Intel may have finally acknowledged and publicly addressed the Meltdown and Spectre vulnerabilities, but it appears that the company is now facing some heat over who it contacted first. According to Wall Street Journal’s sources, they claim that Intel initially reached out to a handful of customers about the vulnerabilities, including Chinese tech companies like Lenovo and Alibaba, but failed to first reach out to the US government.
Even though Intel has to reach out to those vendors to coordinate how patches and fixes, the Chinese government routinely monitors conversations between companies and could have theoretically exploited the vulnerabilities before patches were made available to everyone.
An Intel spokesperson didn’t detail who the company reached out to first, but did say that it wasn’t able to notify everyone (which includes US officials) in time because both Spectre and Meltdown were revealed early. Lenovo in its part has said that the information it received was protected by a non-disclosure agreement. Alibaba has said that any accusations of sharing info with the Chinese government are “speculative and baseless,” but it didn’t rule out the possibility of officials intercepting details without their knowledge.

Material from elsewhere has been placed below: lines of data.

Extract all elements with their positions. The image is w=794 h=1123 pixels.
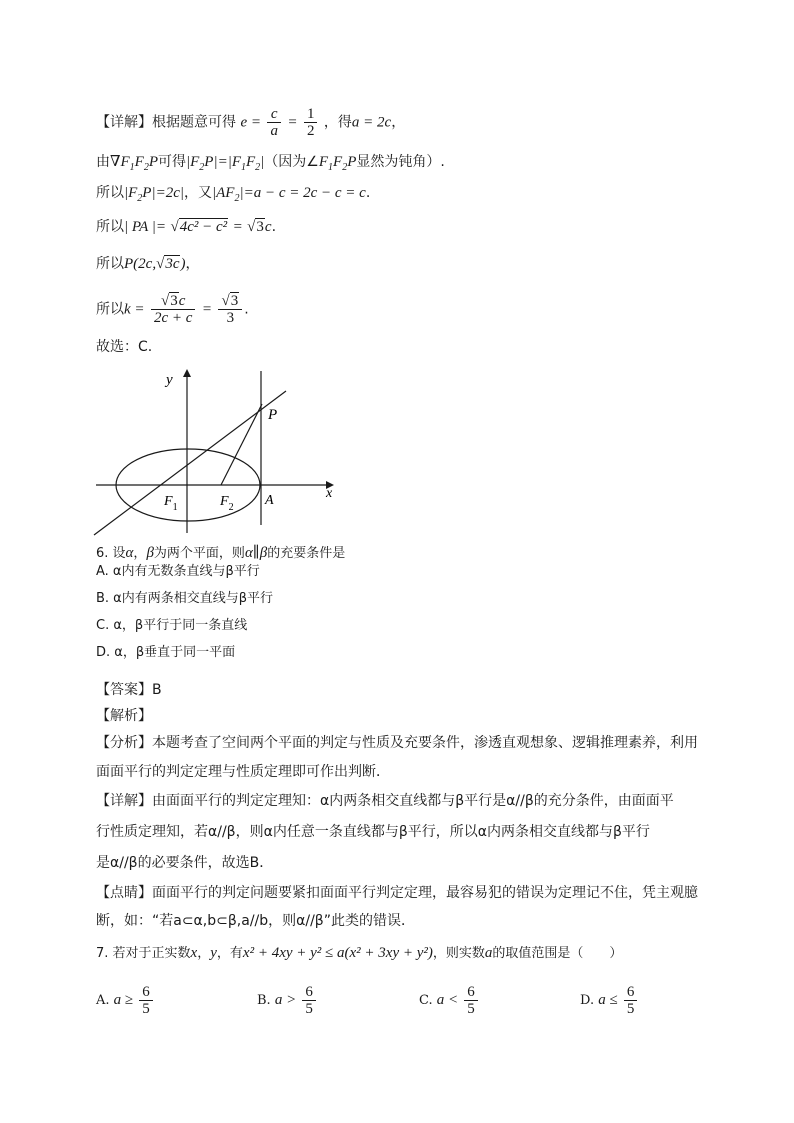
sub: 2 bbox=[234, 193, 240, 204]
detail-line-4 bbox=[96, 217, 276, 237]
q6-remark-line-2: 断，如：“若a⊂α,b⊂β,a//b，则α//β”此类的错误． bbox=[96, 913, 415, 929]
sym: F bbox=[333, 154, 343, 170]
radicand: 3 bbox=[230, 293, 239, 309]
sub: 2 bbox=[199, 162, 205, 173]
math-a: a bbox=[484, 945, 493, 961]
text: 为两个平面，则 bbox=[153, 546, 245, 561]
math-abs bbox=[185, 154, 265, 173]
q7-option-c bbox=[419, 984, 480, 1017]
math-y: y bbox=[210, 945, 217, 961]
sqrt-expression-2: √3c bbox=[247, 219, 272, 235]
fraction-one-half bbox=[304, 106, 318, 139]
denominator: 5 bbox=[626, 1001, 635, 1017]
numerator: 6 bbox=[624, 984, 638, 1001]
denominator: 3 bbox=[226, 310, 235, 326]
math-expr-2 bbox=[212, 185, 366, 204]
label-a: A bbox=[265, 493, 274, 508]
text: 6. 设 bbox=[96, 546, 126, 561]
sym: F bbox=[134, 154, 144, 170]
math-angle bbox=[318, 154, 357, 173]
sqrt-expression-1: √4c² − c² bbox=[170, 219, 228, 235]
fraction-c-over-a bbox=[267, 106, 281, 139]
label-f2 bbox=[219, 494, 234, 513]
math-expr-1 bbox=[124, 185, 184, 204]
math-e: e = bbox=[240, 114, 261, 131]
sub: 1 bbox=[240, 162, 246, 173]
numerator: √3c bbox=[151, 293, 195, 310]
sub: 2 bbox=[137, 193, 143, 204]
sym: F bbox=[318, 154, 329, 170]
q7-stem bbox=[96, 943, 622, 964]
label-x: x bbox=[326, 486, 333, 501]
option-fraction bbox=[139, 984, 153, 1017]
text: . bbox=[271, 219, 277, 235]
option-label: C. bbox=[419, 993, 433, 1008]
detail-line-6 bbox=[96, 293, 249, 326]
numerator: 6 bbox=[464, 984, 478, 1001]
math-p: P(2c, bbox=[124, 256, 157, 272]
option-label: D. bbox=[580, 993, 595, 1008]
fraction-result bbox=[218, 293, 242, 326]
text: 所以 bbox=[96, 301, 124, 318]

Right now, there’s no immediate evidence to suggest that China took advantage of the flaws, but that’s not the point here. The point here is that the US government wasn’t notified first where they could have helped coordinate disclosures to ensure that enough companies were able to have fixes in place before news of these vulnerabilities spread like wildfire. Big companies like Amazon, Apple, Google and Microsoft were ready fairly quickly, but other companies were scrambling to fix or somehow mitigate the flaws. This provides a big issues because big name companies were ready but at the same time other companies were left to panic and come up with ways fast to try and patch the vulnerabilities.